Monday, June 21, 2010

CIRM Challenged by Nine Scientists on Negative Grant Decisions

A ninth researcher has filed a petition to overturn a negative decision on a grant application scheduled to be considered at a meeting tomorrow of the board of the $3 billion California stem cell agency.

The scientist is Judith Shizuru, the third applicant from Stanford to seek reconsideration of an application in the $30 million immunology round. Forty-four applications were filed. Fifteen were approved by the CIRM Grants Working Group. Nearly one-third of those rejected have now appealed the actions.

Regardless of the decisions by the grant review group, the CIRM board can do as it pleases with applications. However, it has been loath to overturn reviewer decisions. A number of board members are uncomfortable with the entire appeal process, including public appeals by scientists at its meetings. Nonetheless, some researchers have been successful.

In addition to Shizuru, here are the the names of the others who have submitted what CIRM calls “extraordinary petitions:” Olivia Martinez and Joseph Wu, both of Stanford; Defu Zeng and Chih-Pin Liu, both of the City of Hope; Genhong Chen and Elaine Reed, both of UCLA;  Jeanne Loring of Scripps, and Husein Hadeiba of the Palo Alto Institute for Research and Education, Inc.

With the exception of Hadeiba, all the institutions of the scientists have members on the 29-person CIRM board. However, they are barred from taking part in discussion of or voting on the grants in question.

An anonymous comment filed on one of our earlier items on the petitions said the "situation is out of control." The comment also declared that the researchers "are undermining the review process and challenging the authority of the reviewers."

Links to all the petitions letters can be found on the agenda for the CIRM board meeting. The summaries of the reviewers' comments can be found here. Click on the number of the grant to read the summary.

Here are two earlier items we wrote on the petitions: "Yamanaka Invoked" and "Six Scientists."

(Editor's note: An earlier version of this item incorrectly said the applications totalled 45 and that 16 were approved.)


  1. Jeanne Loring8:26 AM

    This is the first time I've submitted a petition, although my grant applications have been right on the border (and unfunded) before. If I'd known that 8 others would file, I would have thought better of it.
    But I want to comment on what I think is the reason behind the rush of petitions. I don't think the intention of any of the petitioners was to subvert the review system. Grant applicants who are used to the NIH system expect to have a chance to revise and resubmit their applications in response to the reviewers' critiques. I know that review committees are not offended by this, because I've served on many. In fact, in the last few years, the best strategy for getting an NIH grant funded was to re-submit revised proposals TWICE. The third submissions (called "A2") had a much higher rate of success than the first submissions!
    I know that this was not the purpose of the petition system, but because of this NIH system, applicants are poised to respond to the reviewers' critiques, and mean no offense to the reviewers.
    Jeanne Loring

  2. Anonymous10:50 AM


    The CIRM extraordinary petitions are not at all similar to simply resubmitting an NIH grant. I don't think that's a valid comparison.

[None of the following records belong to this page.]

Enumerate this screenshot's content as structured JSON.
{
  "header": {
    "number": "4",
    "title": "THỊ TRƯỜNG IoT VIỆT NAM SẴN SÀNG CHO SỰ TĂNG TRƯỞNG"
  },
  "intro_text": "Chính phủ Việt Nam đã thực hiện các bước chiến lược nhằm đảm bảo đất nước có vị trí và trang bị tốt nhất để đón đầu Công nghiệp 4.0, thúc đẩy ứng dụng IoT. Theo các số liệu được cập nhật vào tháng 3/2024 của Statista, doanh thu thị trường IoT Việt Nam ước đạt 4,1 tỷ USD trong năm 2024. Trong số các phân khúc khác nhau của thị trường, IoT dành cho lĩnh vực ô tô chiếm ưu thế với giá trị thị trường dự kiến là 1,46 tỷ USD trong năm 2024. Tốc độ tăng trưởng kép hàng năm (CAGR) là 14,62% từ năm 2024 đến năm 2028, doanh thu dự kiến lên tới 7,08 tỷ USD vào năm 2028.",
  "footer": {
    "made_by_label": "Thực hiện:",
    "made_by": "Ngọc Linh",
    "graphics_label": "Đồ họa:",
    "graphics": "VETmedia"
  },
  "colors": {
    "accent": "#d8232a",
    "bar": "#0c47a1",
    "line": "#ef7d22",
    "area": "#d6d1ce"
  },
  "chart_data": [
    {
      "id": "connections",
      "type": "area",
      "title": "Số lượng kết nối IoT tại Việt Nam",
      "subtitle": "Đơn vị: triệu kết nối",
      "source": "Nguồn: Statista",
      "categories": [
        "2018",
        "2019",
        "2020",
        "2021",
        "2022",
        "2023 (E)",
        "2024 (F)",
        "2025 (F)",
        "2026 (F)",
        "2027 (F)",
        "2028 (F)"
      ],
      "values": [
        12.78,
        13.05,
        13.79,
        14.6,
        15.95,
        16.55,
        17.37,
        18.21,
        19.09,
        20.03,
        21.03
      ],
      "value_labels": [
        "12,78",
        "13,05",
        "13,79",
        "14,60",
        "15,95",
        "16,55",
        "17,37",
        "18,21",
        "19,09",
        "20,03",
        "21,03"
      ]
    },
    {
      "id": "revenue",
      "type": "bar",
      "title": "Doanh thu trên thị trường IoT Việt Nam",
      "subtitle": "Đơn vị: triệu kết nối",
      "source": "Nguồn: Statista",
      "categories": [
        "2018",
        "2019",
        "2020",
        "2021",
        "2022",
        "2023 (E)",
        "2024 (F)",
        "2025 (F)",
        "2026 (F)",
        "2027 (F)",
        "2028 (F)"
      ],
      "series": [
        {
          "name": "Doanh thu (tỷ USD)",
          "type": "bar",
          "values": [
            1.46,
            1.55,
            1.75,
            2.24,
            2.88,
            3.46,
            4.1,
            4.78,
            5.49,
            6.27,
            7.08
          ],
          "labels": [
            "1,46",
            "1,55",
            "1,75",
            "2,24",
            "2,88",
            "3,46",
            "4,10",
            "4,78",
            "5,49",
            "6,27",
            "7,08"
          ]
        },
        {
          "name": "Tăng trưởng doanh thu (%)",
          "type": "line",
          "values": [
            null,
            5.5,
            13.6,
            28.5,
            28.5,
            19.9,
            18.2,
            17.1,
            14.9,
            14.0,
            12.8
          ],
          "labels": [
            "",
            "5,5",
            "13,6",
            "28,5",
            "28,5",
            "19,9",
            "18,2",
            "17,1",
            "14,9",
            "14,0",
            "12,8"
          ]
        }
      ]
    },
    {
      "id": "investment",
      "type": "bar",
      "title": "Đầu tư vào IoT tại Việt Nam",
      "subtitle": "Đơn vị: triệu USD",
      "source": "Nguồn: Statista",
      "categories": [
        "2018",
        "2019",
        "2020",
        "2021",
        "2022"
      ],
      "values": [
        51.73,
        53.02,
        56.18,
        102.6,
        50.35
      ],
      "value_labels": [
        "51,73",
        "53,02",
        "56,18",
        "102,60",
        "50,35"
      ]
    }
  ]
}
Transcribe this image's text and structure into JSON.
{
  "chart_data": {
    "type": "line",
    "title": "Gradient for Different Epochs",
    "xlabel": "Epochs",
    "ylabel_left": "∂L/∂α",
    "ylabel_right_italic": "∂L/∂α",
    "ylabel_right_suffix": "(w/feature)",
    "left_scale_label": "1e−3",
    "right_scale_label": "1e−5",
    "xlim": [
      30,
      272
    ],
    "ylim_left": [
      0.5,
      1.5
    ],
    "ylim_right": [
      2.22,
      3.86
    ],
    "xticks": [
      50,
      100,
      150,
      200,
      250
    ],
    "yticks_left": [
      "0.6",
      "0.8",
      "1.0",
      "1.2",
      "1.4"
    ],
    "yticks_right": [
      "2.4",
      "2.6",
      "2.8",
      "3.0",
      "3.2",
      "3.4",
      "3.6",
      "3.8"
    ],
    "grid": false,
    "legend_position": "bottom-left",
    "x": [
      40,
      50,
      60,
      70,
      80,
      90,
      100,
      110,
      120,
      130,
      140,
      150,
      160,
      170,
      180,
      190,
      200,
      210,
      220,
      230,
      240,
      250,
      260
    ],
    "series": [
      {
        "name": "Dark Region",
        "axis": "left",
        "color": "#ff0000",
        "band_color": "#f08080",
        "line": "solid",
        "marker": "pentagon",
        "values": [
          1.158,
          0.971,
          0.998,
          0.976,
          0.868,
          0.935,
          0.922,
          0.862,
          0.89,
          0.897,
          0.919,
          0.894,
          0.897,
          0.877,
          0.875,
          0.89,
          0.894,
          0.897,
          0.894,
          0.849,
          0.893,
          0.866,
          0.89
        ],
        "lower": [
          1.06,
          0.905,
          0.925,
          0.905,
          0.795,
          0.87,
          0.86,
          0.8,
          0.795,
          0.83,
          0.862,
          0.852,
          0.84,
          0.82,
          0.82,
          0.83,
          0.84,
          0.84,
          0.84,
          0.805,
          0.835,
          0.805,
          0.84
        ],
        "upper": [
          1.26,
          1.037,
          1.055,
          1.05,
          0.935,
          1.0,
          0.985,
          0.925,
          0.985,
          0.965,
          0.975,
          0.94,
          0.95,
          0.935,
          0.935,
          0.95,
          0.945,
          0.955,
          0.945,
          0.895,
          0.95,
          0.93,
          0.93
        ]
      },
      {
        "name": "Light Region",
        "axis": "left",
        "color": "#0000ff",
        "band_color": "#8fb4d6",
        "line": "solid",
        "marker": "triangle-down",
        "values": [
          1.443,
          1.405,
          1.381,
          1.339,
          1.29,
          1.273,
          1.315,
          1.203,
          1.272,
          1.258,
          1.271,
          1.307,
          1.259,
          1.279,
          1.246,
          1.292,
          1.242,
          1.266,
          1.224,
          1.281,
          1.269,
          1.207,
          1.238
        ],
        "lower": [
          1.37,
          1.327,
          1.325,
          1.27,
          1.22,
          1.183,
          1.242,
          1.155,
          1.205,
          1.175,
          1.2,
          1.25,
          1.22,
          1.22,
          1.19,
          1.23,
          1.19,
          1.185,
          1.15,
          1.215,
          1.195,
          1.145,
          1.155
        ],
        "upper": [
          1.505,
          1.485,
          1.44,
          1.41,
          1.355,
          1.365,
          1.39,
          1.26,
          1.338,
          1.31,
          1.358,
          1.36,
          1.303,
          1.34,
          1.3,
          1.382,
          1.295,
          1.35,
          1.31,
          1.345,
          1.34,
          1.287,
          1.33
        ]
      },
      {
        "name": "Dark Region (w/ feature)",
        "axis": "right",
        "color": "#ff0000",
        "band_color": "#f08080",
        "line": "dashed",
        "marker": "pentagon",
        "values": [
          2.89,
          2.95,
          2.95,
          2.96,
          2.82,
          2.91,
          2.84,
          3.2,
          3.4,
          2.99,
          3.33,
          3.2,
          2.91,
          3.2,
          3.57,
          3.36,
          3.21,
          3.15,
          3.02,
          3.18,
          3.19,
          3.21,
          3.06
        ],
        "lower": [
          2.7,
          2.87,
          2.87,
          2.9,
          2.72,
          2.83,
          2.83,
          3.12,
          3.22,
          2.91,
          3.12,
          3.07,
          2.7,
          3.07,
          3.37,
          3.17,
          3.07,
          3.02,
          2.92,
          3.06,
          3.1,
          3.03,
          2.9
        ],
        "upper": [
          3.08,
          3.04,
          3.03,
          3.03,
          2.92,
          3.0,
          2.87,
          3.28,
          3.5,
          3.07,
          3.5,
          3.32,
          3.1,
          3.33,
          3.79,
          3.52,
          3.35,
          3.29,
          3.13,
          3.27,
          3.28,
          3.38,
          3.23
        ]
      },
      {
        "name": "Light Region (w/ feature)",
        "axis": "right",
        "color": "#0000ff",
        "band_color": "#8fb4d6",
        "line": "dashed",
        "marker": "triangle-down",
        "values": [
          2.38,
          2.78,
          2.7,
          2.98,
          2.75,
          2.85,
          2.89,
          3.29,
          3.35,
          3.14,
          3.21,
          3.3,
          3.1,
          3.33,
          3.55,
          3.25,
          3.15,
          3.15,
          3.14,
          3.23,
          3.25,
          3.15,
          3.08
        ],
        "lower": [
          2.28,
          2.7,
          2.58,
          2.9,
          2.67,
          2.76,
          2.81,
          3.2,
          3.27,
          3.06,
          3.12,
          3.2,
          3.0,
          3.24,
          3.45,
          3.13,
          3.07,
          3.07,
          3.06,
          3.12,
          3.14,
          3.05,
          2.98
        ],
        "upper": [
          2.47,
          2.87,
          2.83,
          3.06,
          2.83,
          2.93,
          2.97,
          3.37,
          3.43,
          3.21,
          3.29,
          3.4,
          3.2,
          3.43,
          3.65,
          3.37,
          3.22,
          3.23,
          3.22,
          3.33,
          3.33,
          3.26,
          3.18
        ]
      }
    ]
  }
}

    NIH also has an appeal process that is more akin to the CIRM petition process, but almost no one uses the NIH appeal process because I think it is considered bad form and is almost never successful.

    Also, when scientists resubmit grants to NIH,they do not challenge the reviewers in the way that a lot of these extraordinary petitions have been doing. Instead, NIH resubmissions go to extreme lengths to be polite and not call out reviewers for making mistakes or missing things.

    It's true that some CIRM grant applicants may be used to the NIH system where you get 2 chances (not 3 anymore), but they should know that is not how the CIRM system works and respect that.

    If 1/3 of CIRM applicants file petitions every time and many of those challenge the reviewers, the system is going to break down.